On June 20, under the headline “A Strange Coincidence”, the Guardian reported on what must have indeed seemed to be just that. According to its sources (unnamed), a patient at the PEI Hospital (currently the vacant Prince Edward Home on Brighton Road) was being visited by friends the previous Friday (June 14). Like true Islanders, the weather inevitably cropped up in conversation, whereupon said patient apparently passed comment on the fact that the province was such a blessed place never to have been hit by the likes of a cyclone, tornado, etc. It was upon that remark that another patient in the room, salesman Stephen Franklin Tarbrush of 195 Kent Street, chimed in with: “Our turn is coming, when the Almighty sees fit to send it”.

Geez, what a Debbie Downer.

Anyway, hindsight tells us that this might have been something of an apocryphal anecdote. Or maybe, just maybe, Tarbrush was a budding clairvoyant, because about the time he was said to have made that claim, an actual, honest-to-God tornado was wreaking havoc about 30 miles outside Charlottetown in a tiny community on the Island’s south shore.

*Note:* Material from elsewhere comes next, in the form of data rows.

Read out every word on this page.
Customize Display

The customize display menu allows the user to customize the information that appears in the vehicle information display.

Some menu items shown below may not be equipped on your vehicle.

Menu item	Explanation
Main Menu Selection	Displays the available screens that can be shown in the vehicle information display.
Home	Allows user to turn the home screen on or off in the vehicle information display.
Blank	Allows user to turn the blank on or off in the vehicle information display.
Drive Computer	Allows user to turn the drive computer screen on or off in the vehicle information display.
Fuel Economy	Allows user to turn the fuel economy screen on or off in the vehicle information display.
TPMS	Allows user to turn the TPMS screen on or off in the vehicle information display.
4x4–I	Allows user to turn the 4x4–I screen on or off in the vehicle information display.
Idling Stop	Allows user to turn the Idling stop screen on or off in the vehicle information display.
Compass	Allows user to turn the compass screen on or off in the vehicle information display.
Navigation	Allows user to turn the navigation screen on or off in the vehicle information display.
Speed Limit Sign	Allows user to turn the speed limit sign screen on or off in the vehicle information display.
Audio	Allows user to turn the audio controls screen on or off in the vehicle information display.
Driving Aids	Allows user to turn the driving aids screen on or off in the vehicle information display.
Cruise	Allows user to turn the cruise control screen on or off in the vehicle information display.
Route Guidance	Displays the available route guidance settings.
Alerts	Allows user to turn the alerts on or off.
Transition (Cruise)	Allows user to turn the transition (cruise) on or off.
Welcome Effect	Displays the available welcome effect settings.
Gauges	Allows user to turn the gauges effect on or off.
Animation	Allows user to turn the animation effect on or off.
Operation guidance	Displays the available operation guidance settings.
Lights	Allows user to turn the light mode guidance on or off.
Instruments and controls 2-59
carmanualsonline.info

What began as an otherwise ordinary Friday afternoon in June in little agricultural Albany, just outside Borden-Carleton, quickly degenerated into a living nightmare. For about an hour, dark clouds had been rolling in, and round 3:30 PM, residents couldn’t help but notice the formation about a mile off of what was described as a “tremendous whirling funnel attended by gigantic clouds of dust” – an actual tornado, or twister as it was called in the press. Then came an ungodly roaring noise, and the next thing people knew, according to Rev. W.E. Monaghan (later interviewed by the Guardian as an eyewitness to the event), “trees a foot and a half in diameter were uprooted and buildings sent flying” and machinery was “thrown hundreds of feet and parts of buildings carried for a quarter mile.” Monaghan himself lost a barn in the storm, which lasted for all of 10-12 minutes. Of course, the twister wasn’t content to visit on its own, and was nice enough to bring along some friends. These included a pelting rainfall and hail storm, and thunder and lightning so intense that the shock of the latter’s strike close to the school in nearby Kinkora was felt by children seated in class.

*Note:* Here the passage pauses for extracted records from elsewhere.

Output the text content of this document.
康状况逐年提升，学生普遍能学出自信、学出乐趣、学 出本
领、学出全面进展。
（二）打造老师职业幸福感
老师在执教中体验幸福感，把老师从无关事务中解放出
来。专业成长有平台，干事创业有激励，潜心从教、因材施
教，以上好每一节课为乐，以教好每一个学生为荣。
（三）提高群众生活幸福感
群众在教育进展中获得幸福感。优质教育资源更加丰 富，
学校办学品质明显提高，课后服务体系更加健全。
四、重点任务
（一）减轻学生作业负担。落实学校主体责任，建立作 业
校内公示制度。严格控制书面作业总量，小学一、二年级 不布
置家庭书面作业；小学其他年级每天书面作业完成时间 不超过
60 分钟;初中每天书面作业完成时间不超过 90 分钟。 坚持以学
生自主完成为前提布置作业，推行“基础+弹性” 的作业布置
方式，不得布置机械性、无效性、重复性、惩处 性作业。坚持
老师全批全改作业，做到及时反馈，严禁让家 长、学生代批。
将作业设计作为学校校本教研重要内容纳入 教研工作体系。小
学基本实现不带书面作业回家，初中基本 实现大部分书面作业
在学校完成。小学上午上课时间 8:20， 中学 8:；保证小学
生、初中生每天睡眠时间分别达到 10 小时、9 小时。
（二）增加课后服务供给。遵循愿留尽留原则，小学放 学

And then, just as quickly as it arrived, the violent tempest blew over, leaving a trail of destruction in its wake. The overall damages were reported to be heavy (no dollar amount was ever given) yet miraculously no one was killed, or even injured. Although I daresay many of those students likely had a phobia of lightning long after the fact.

As is often the case with events such as these, official reports were quickly followed up by others of more dubious origin, like that of the supposedly prophetic Tarbrush. Or that of a farmer who claimed to have borne witness to a horse “rise and pass over his house like an aeroplane”, leading him to doubt the significance of the question of whether or not pigs can fly.

 

Windy? More like whinny-dy…

Hmm…

You know what, just forget you read that last bit. Please.